2
votes

So I understand the basic techniques that are used in branch prediction for pipelined processors - stuff like 2-bit saturated counters, two level adaptive predictors, etc.

Here are my questions:

1) Branch target prediction: why is this important and what are some of the mechanisms used here? When I think of a branch I think "bne r2, r3, LABEL" which says that if r2 != r3 then branch to LABEL which means do PC (program counter) = PC + LABEL. What's so mysterious about predicting the target here? You know what it's going to be based on the compiled value of LABEL. I'm probably missing the point here somehow.

2) Why is the program counter value itself (e.g. 0x4001000C), or at least its last few bits, used as part of the branch prediction scheme? I saw a scheme where the last 4 bits of the PC were concatenated to the (4-bit) branch history register and that 8-bit value was used to access the pattern history table. I would think the PC is pretty arbitrary!

Thank you for any help understanding these issues

2

2 Answers

6
votes

What's so mysterious about predicting the target here? You know what it's going to be based on the compiled value of LABEL.

Because of the CPU pipeline depth and the cache latency, it will take many cycles between fetching an instruction, fully decoding it to identify the branch target, and being able to fetch that instruction.
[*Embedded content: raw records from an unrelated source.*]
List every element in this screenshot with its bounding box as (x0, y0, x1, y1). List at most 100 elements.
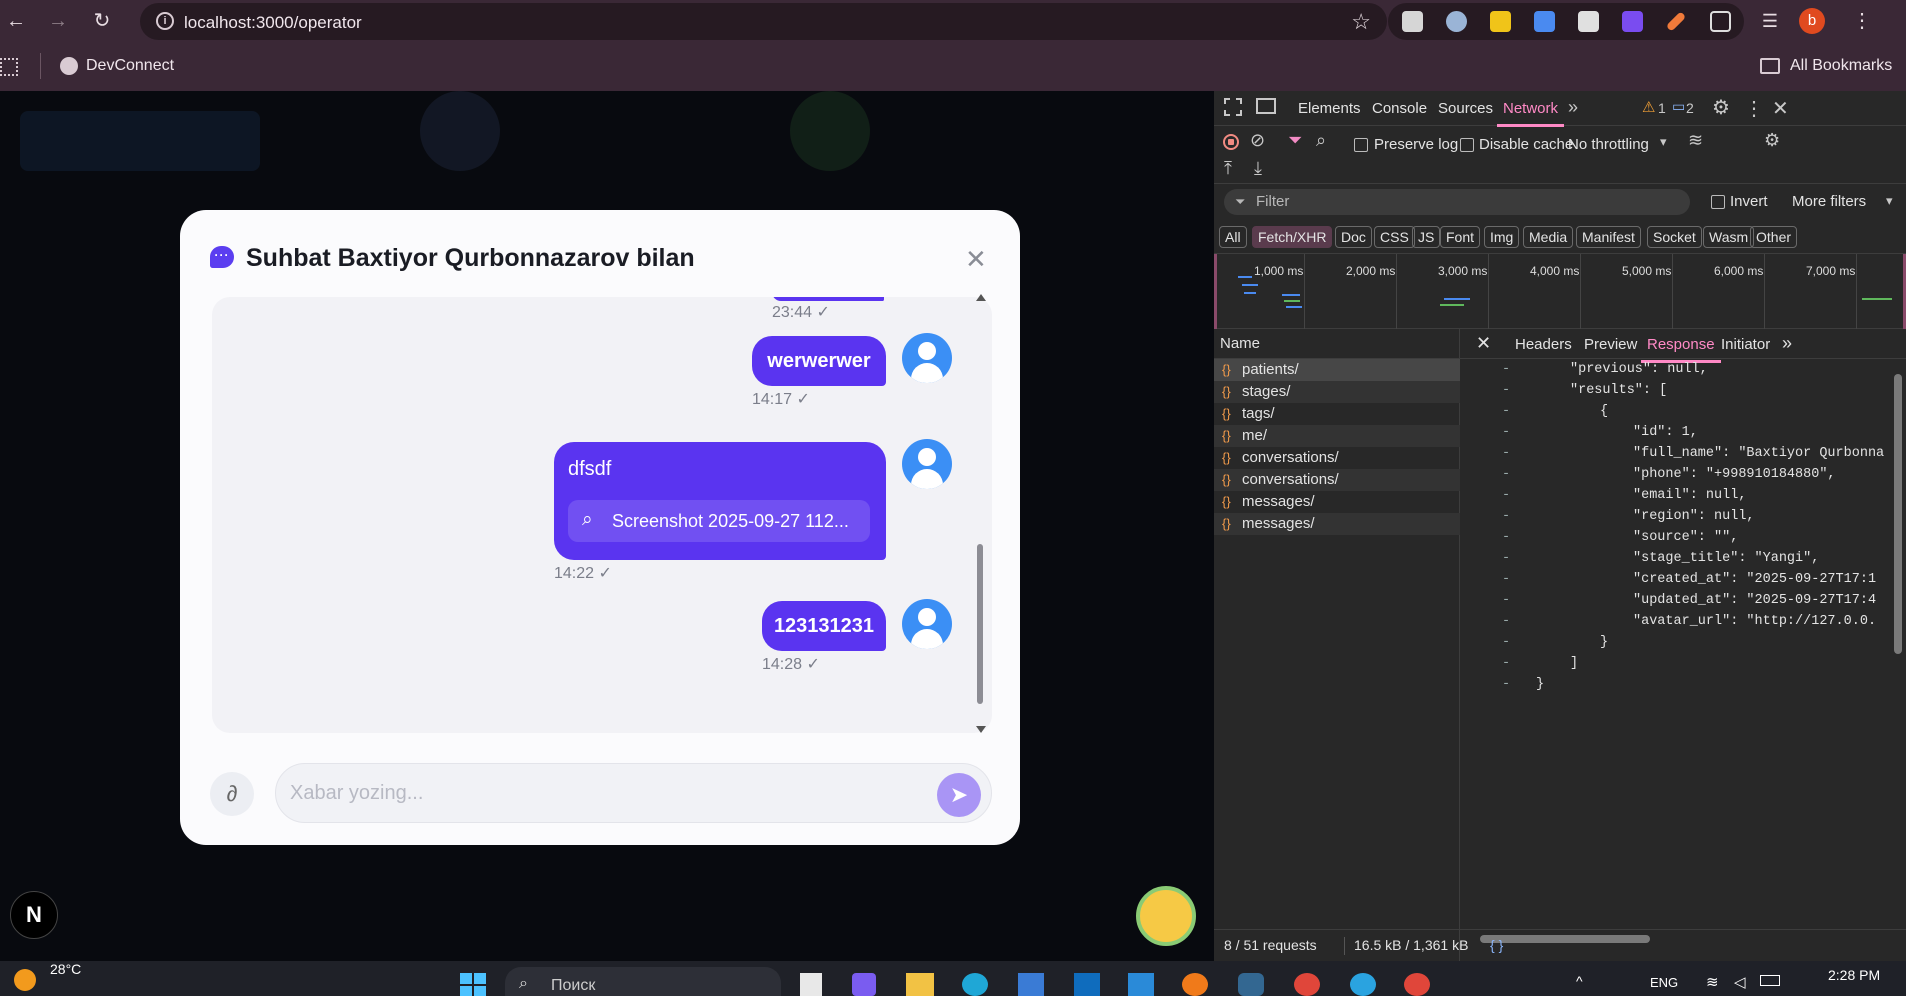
extension-icon[interactable] (1578, 11, 1599, 32)
scroll-up-icon[interactable] (976, 294, 986, 301)
firefox-icon[interactable] (1182, 973, 1208, 996)
type-filter-fetch-xhr[interactable]: Fetch/XHR (1252, 226, 1333, 248)
chevron-down-icon[interactable]: ▾ (1886, 193, 1893, 209)
taskbar-search[interactable]: ⌕ Поиск (505, 967, 781, 996)
network-conditions-icon[interactable]: ≋ (1688, 130, 1703, 151)
message-icon[interactable]: ▭ (1672, 98, 1685, 115)
extension-icon[interactable] (1490, 11, 1511, 32)
store-icon[interactable] (1018, 973, 1044, 996)
send-button[interactable]: ➤ (937, 773, 981, 817)
chrome-icon[interactable] (1294, 973, 1320, 996)
warning-icon[interactable]: ⚠ (1642, 98, 1655, 116)
input-language[interactable]: ENG (1650, 975, 1678, 990)
extensions-puzzle-icon[interactable] (1710, 11, 1731, 32)
back-icon[interactable]: ← (4, 9, 28, 33)
type-filter-font[interactable]: Font (1440, 226, 1481, 248)
request-row[interactable]: {} patients/ (1214, 359, 1460, 381)
import-har-icon[interactable]: ⤒ (1224, 158, 1232, 179)
tab-sources[interactable]: Sources (1438, 100, 1493, 117)
outlook-icon[interactable] (1074, 973, 1100, 996)
taskbar-app-icon[interactable] (800, 973, 822, 996)
attachment-chip[interactable]: ⌕ Screenshot 2025-09-27 112... (568, 500, 870, 542)
name-column-header[interactable]: Name (1214, 329, 1460, 359)
search-icon[interactable]: ⌕ (1316, 130, 1326, 151)
clear-icon[interactable]: ⊘ (1250, 130, 1265, 151)
request-row[interactable]: {} conversations/ (1214, 447, 1460, 469)
telegram-icon[interactable] (1350, 973, 1376, 996)
inspect-element-icon[interactable] (1224, 98, 1242, 116)
more-filters-button[interactable]: More filters (1792, 193, 1866, 210)
chrome-menu-icon[interactable]: ⋮ (1850, 9, 1874, 33)
scrollbar-thumb[interactable] (977, 544, 983, 704)
tray-chevron-icon[interactable]: ^ (1576, 973, 1583, 989)
clock[interactable]: 2:28 PM (1828, 967, 1880, 983)
timeline-handle-left[interactable] (1214, 254, 1217, 329)
windows-start-icon[interactable] (460, 973, 486, 996)
type-filter-css[interactable]: CSS (1374, 226, 1415, 248)
bookmark-star-icon[interactable]: ☆ (1351, 9, 1371, 35)
nextjs-badge[interactable]: N (10, 891, 58, 939)
message-list[interactable]: 23:44 ✓ werwerwer 14:17 ✓ dfsdf ⌕ Screen… (212, 297, 992, 733)
request-row[interactable]: {} stages/ (1214, 381, 1460, 403)
preserve-log-checkbox[interactable] (1354, 138, 1368, 152)
scroll-down-icon[interactable] (976, 726, 986, 733)
reading-list-icon[interactable]: ☰ (1758, 9, 1782, 33)
extension-icon[interactable] (1622, 11, 1643, 32)
close-devtools-icon[interactable]: ✕ (1772, 96, 1789, 121)
taskbar-app-icon[interactable] (852, 973, 876, 996)
export-har-icon[interactable]: ⤓ (1254, 158, 1262, 179)
extension-icon[interactable] (1534, 11, 1555, 32)
file-explorer-icon[interactable] (906, 973, 934, 996)
tab-initiator[interactable]: Initiator (1721, 336, 1770, 353)
profile-avatar[interactable]: b (1799, 8, 1825, 34)
floating-assistant-icon[interactable] (1136, 886, 1196, 946)
settings-gear-icon[interactable]: ⚙ (1712, 95, 1730, 120)
close-detail-icon[interactable]: ✕ (1476, 333, 1491, 354)
network-overview-timeline[interactable]: 1,000 ms 2,000 ms 3,000 ms 4,000 ms 5,00… (1214, 254, 1906, 329)
tab-network[interactable]: Network (1496, 100, 1565, 127)
request-row[interactable]: {} me/ (1214, 425, 1460, 447)
all-bookmarks[interactable]: All Bookmarks (1790, 57, 1892, 75)
close-icon[interactable]: ✕ (965, 244, 987, 275)
tab-response[interactable]: Response (1641, 336, 1721, 363)
pretty-print-icon[interactable]: { } (1490, 930, 1503, 960)
network-settings-icon[interactable]: ⚙ (1764, 130, 1780, 151)
invert-checkbox[interactable] (1711, 195, 1725, 209)
bookmark-devconnect[interactable]: DevConnect (86, 57, 174, 75)
attachment-name[interactable]: Screenshot 2025-09-27 112... (612, 511, 849, 532)
extension-icon[interactable] (1402, 11, 1423, 32)
chevron-down-icon[interactable]: ▾ (1660, 134, 1667, 150)
record-icon[interactable] (1223, 134, 1239, 150)
more-tabs-icon[interactable]: » (1568, 97, 1578, 118)
tab-headers[interactable]: Headers (1515, 336, 1572, 353)
message-scrollbar[interactable] (974, 294, 986, 738)
url-text[interactable]: localhost:3000/operator (184, 13, 362, 33)
type-filter-img[interactable]: Img (1484, 226, 1520, 248)
request-row[interactable]: {} conversations/ (1214, 469, 1460, 491)
vscode-icon[interactable] (1128, 973, 1154, 996)
attach-button[interactable]: ∂ (210, 772, 254, 816)
message-count[interactable]: 2 (1686, 100, 1694, 116)
wifi-icon[interactable]: ≋ (1706, 973, 1719, 991)
message-input[interactable] (290, 782, 890, 805)
request-row[interactable]: {} messages/ (1214, 491, 1460, 513)
address-bar[interactable]: i localhost:3000/operator ☆ (140, 3, 1387, 40)
vertical-scrollbar-thumb[interactable] (1894, 374, 1902, 654)
type-filter-manifest[interactable]: Manifest (1576, 226, 1641, 248)
device-toolbar-icon[interactable] (1256, 98, 1276, 114)
filter-input[interactable]: ⏷ Filter (1224, 189, 1690, 215)
filter-funnel-icon[interactable]: ⏷ (1288, 130, 1302, 151)
forward-icon[interactable]: → (46, 9, 70, 33)
chrome-icon[interactable] (1404, 973, 1430, 996)
reload-icon[interactable]: ↻ (90, 9, 114, 33)
request-row[interactable]: {} messages/ (1214, 513, 1460, 535)
volume-icon[interactable]: ◁ (1734, 973, 1746, 991)
battery-icon[interactable] (1760, 975, 1780, 986)
disable-cache-checkbox[interactable] (1460, 138, 1474, 152)
throttling-select[interactable]: No throttling (1568, 136, 1649, 153)
type-filter-doc[interactable]: Doc (1335, 226, 1372, 248)
tab-console[interactable]: Console (1372, 100, 1427, 117)
weather-icon[interactable] (14, 969, 36, 991)
postgres-icon[interactable] (1238, 973, 1264, 996)
tab-elements[interactable]: Elements (1298, 100, 1361, 117)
So you predict the target in order to pre-emptively fetch the next instruction.

Why is the program counter value itself (e.g. 0x4001000C), or at least its last few bits, used as part of the branch prediction scheme?

Becasue the PC uniquely identifies a particular branch instruction! How else are you going to index the branch-prediction table?

4
votes

To add a bit more color

1) Branch Target Prediction isn't so much for the example you gave. It is much more important for virtual functions and things like computed branches (for switch statements and the like). In both cases, the branch target is unknown at compile time. In the virtual function case, it must be loaded from a memory location (the virtual function table) and in the switch statement case, it us usually done by looking up the branch offset in a table. Even though the virtual function case is unconditional, it still uses the BTB heavily.

2) There are basically two general classes of predictors, those that are global and those that are per-address. Global predictors have the benefit of being able to work with much longer pattern histories (history of taken/not-taken). Per Address predictors have the benefit of being able to be specific to certain branch locations, but generally have shorter histories (because they're per address and thus take up lots of space). Many processors use what is often called a tournament branch predictor where there is both a global predictor and a per-address predictor and then there is a predictor (confidence estimator) to choose the predictor that is expected to give a better answer.